Мириам только крепче сжимала зубы. Проснувшись утром перед казнью, она вдруг поняла, что останется несломленной. Ей хватит сил и мужества, если смерть не заставит себя ждать. Не так давно на городской площади пылала женщина, как и она нареченная ведьмой. Какая участь ждет ее саму Мириам не знала, пока не поняла, что ее везут на широкий мост, переброшенный через бурную реку, разделяющую город. О проводимой там казни она знала только по слухам, и видела пытки страшнее, чем уготованная ей.

Бом! Бом!

Кто-то очень меткий бросил тяжелый камень прямо в ее пронзенное плечо. Мириам охнула и пригнулась к полу клетки, сдерживая стон боли. В ярости она впервые окинула взглядом зевак, эти обезображенные злобой лица. Стоило ей только призвать свою Силу, и они бы все до одного обратились в пепел. Но со верным ей огнем или без него, она все равно остается лишь приговоренной пленницей в клетке для скота.

– … да будут дети Тьмы возвращены во Тьму, да сотрет длань Создателя всякую память об их злодеяниях, да будут праведники спасены от их темных помыслов…

– Скоро всему придет конец, – проговорила Мириам, заслышав отголоски проповеди.
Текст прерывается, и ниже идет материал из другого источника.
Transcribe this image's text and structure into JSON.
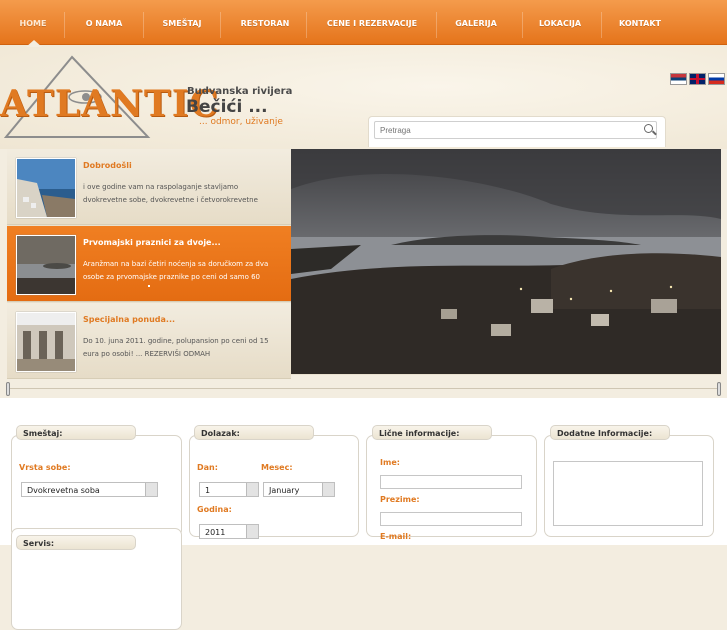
{
  "nav": {
    "items": [
      "HOME",
      "O NAMA",
      "SMEŠTAJ",
      "RESTORAN",
      "CENE I REZERVACIJE",
      "GALERIJA",
      "LOKACIJA",
      "KONTAKT"
    ]
  },
  "header": {
    "logo_text": "ATLANTIC",
    "tagline_region": "Budvanska rivijera",
    "tagline_place": "Bečići ...",
    "tagline_slogan": "... odmor, uživanje",
    "languages": [
      "sr",
      "en",
      "ru"
    ]
  },
  "search": {
    "placeholder": "Pretraga",
    "icon": "zoom-in-icon"
  },
  "slider": {
    "items": [
      {
        "title": "Dobrodošli",
        "text": "i ove godine vam na raspolaganje stavljamo dvokrevetne sobe, dvokrevetne i četvorokrevetne"
      },
      {
        "title": "Prvomajski praznici za dvoje...",
        "text": "Aranžman na bazi četiri noćenja sa doručkom za dva osobe za prvomajske praznike po ceni od samo 60"
      },
      {
        "title": "Specijalna ponuda...",
        "text": "Do 10. juna 2011. godine, polupansion po ceni od 15 eura po osobi! ... REZERVIŠI ODMAH"
      }
    ],
    "active_index": 1
  },
  "form": {
    "smestaj": {
      "tab": "Smeštaj:",
      "room_type_label": "Vrsta sobe:",
      "room_type_value": "Dvokrevetna soba"
    },
    "servis": {
      "tab": "Servis:"
    },
    "dolazak": {
      "tab": "Dolazak:",
      "day_label": "Dan:",
      "day_value": "1",
      "month_label": "Mesec:",
      "month_value": "January",
      "year_label": "Godina:",
      "year_value": "2011"
    },
    "licne": {
      "tab": "Lične informacije:",
      "name_label": "Ime:",
      "surname_label": "Prezime:",
      "email_label": "E-mail:"
    },
    "dodatne": {
      "tab": "Dodatne Informacije:"
    }
  },
  "colors": {
    "accent": "#e5741b",
    "nav_top": "#f49b4c",
    "background": "#f3ede0"
  }
}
Впереди виднелась крепостная стена, а прямо за ней раскинулась широкая река.

Она снова вернулась к молитве. Даже когда ее выволокли на мостовую, –не остановилась. Она не желала слышать ни ругани толпы, ни скрипучего голоса пастора, ни приговора городского старосты.
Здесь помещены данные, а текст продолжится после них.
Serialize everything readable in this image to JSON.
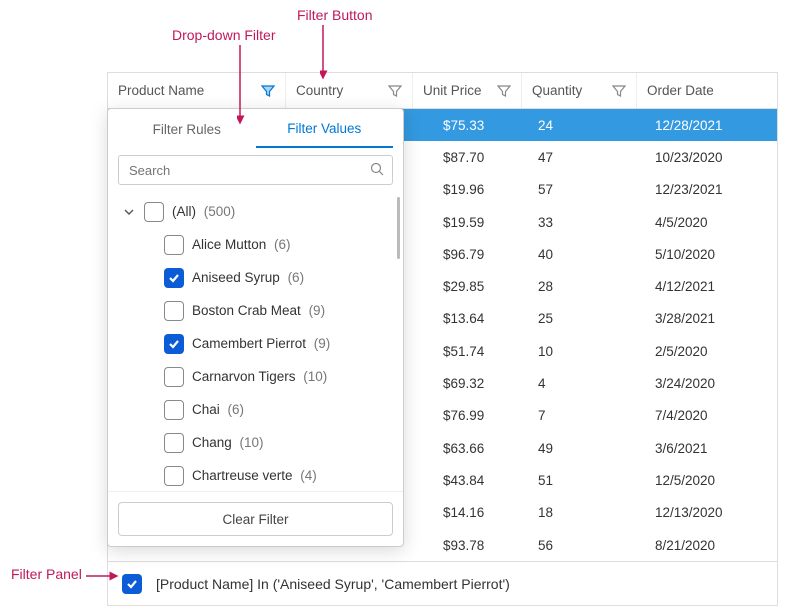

Палач набросил на шею Мириам петлю, и веревка была для нее тяжелее камня. Она посмотрела на небо, такое ясное и безоблачное, что у нее вдруг перехватило дух от восторга. Не так много прекрасного ей удалось познать за всю жизнь, и теперь она жалела, что ей не посчастливилось хотя бы раз снова увидеть яркие звезды над Меццей и желтую луну.

Реми любил рассказывать о них небылицы, а она слушала его, открыв рот. Когда-то ей мечталось, что они вместе уйдут в море, и там он научит ее идти верным путем из города в город и никогда не ошибаться.

Мириам вновь устремила взгляд прямо в толпу, опасаясь встретится глазами с другом. Но вместо этого она разглядела темные кудри и точеное лицо Тадде, возвышающегося над сбродом на пегом жеребце. Он, как и в первую их встречу, был окружен гвардейцами, и с его лица не сходила высокомерная улыбка.

«Прелестное создание, но безнадежно обреченное», – Мириам вдруг вспомнились его снисходительные слова. Тем временем толпа бушевала в нетерпении. Старый пастор слишком долго возился с проповедью.

– И прольется свет всевышнего… – вдруг замялся он. – И прольется свет всевышнего…

– …на почитающих его, да охранит он слуг своих от напасти, – продолжила за него Мириам.

Она не сразу сообразила, что действительно произнесла это вслух, но, никто не удостоил эту ее дерзость и малейшего внимания. Проклятия стихли, а крики сменились едва различимым шепотом.

Мириам подняла глаза на замолкшего старика. Его лицо выражало испуг и удивление.

Городской староста, обросший реденькой рыжей бородой, и вся его свита, попятились прочь, но люди, стоявшие позади них, не двигались с места в сковавшем их оцепенении.

Даже палач незамедлительно сбросил петлю с шеи Мириам и поспешил отойти от нее.

Толпа расступалась перед человеком на боевом коне. Он направлялся прямо к приговоренной, игнорируя испуганные возгласы горожан. Мириам никогда не видела этого мужчину прежде. Может быть потому, что от него отчетливо веяло холодом.

«Северянин! Здесь, у крепостных стен города и до сих пор жив!» –удивилась она.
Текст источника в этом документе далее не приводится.